Optional job parameter in AWS Glue?
How can I implement an optional parameter to an AWS Glue Job?
I have created a job that currently have a string parameter (an ISO 8601 date string) as an input that is used in the ETL job. I would like to make this parameter optional, so that the job use a default value if it is not provided (e.g. using datetime.now and datetime.isoformatin my case). I have tried using getResolvedOptions:
import sys
from awsglue.utils import getResolvedOptions
args = getResolvedOptions(sys.argv, ['ISO_8601_STRING'])
However, when I am not passing an --ISO_8601_STRING
job parameter I see the following error:
awsglue.utils.GlueArgumentError: argument --ISO_8601_STRING is required
matsev and Yuriy solutions is fine if you have only one field which is optional.
I wrote a wrapper function for python that is more generic and handle different corner cases (mandatory fields and/or optional fields with values).
import sys
from awsglue.utils import getResolvedOptions
def get_glue_args(mandatory_fields, default_optional_args):
"""
This is a wrapper of the glue function getResolvedOptions to take care of the following case :
* Handling optional arguments and/or mandatory arguments
* Optional arguments with default value
NOTE:
* DO NOT USE '-' while defining args as the getResolvedOptions with replace them with '_'
* All fields would be return as a string type with getResolvedOptions
Arguments:
mandatory_fields {list} -- list of mandatory fields for the job
default_optional_args {dict} -- dict for optional fields with their default value
Returns:
dict -- given args with default value of optional args not filled
"""
# The glue args are available in sys.argv with an extra '--'
given_optional_fields_key = list(set([i[2:] for i in sys.argv]).intersection([i for i in default_optional_args]))
args = getResolvedOptions(sys.argv,
mandatory_fields+given_optional_fields_key)
# Overwrite default value if optional args are provided
default_optional_args.update(args)
return default_optional_args
Usage :
# Defining mandatory/optional args
mandatory_fields = ['my_mandatory_field_1','my_mandatory_field_2']

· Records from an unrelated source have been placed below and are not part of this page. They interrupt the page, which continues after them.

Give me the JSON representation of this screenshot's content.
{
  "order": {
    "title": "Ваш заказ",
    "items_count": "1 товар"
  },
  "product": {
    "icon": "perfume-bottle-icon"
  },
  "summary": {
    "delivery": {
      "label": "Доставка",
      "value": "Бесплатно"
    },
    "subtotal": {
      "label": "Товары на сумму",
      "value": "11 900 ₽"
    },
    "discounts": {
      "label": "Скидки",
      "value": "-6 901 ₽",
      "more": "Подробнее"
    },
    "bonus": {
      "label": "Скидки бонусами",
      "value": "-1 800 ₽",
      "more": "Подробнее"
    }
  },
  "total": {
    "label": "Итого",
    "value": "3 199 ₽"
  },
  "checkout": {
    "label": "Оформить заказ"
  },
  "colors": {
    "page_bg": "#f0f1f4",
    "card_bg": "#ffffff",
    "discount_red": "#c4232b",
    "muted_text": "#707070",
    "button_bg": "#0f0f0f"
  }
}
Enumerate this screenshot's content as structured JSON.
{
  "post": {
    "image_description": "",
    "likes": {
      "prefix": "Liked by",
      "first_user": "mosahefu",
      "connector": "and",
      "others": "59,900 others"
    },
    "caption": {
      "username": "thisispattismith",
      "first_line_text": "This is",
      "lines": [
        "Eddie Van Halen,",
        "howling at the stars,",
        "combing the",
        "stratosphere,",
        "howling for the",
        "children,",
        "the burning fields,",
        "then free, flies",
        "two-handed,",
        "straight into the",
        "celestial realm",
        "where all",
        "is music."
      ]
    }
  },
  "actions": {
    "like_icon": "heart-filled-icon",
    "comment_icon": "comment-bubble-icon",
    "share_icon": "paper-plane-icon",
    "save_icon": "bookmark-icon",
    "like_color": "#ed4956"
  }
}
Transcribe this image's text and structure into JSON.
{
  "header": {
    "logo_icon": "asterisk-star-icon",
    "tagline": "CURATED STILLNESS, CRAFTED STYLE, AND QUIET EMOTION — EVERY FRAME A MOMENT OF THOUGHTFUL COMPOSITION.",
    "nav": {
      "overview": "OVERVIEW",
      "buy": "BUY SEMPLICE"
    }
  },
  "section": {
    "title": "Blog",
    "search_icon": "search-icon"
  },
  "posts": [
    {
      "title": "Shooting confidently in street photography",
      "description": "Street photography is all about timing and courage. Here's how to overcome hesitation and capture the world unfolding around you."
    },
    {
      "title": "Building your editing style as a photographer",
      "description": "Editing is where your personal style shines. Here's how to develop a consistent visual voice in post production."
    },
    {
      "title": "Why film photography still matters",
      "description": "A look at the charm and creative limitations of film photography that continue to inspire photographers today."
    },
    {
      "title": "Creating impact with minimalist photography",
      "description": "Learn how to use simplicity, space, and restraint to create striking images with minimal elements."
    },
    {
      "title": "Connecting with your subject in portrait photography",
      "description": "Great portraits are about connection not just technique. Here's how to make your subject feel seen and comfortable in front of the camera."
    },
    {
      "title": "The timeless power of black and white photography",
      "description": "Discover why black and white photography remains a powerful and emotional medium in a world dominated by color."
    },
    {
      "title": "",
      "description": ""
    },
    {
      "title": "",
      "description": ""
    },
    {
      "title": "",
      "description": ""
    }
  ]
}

default_optional_args = {'optional_field_1':'myvalue1', 'optional_field_2':'myvalue2'}
# Retrieve args
args = get_glue_args(mandatory_fields, default_optional_args)
# Access element as dict with args[‘key’]
There is a workaround to have optional parameters. The idea is to examine arguments before resolving them (Scala):
val argName = 'ISO_8601_STRING'
var argValue = null
if (sysArgs.contains(s"--$argName"))
argValue = GlueArgParser.getResolvedOptions(sysArgs, Array(argName))(argName)
Porting Yuriy's answer to Python solved my problem:
if ('--{}'.format('ISO_8601_STRING') in sys.argv):
args = getResolvedOptions(sys.argv, ['ISO_8601_STRING'])
else:
args = {'ISO_8601_STRING': datetime.datetime.now().isoformat()}
I don't see a way to have optional parameters, but you can specify default parameters on the job itself, and then if you don't pass that parameter when you run the job, your job will receive the default value (note that the default value can't be blank).
Wrapping matsev's answer in a function:
def get_glue_env_var(key, default="none"):
if f'--{key}' in sys.argv:
return getResolvedOptions(sys.argv, [key])[key]
else:
return default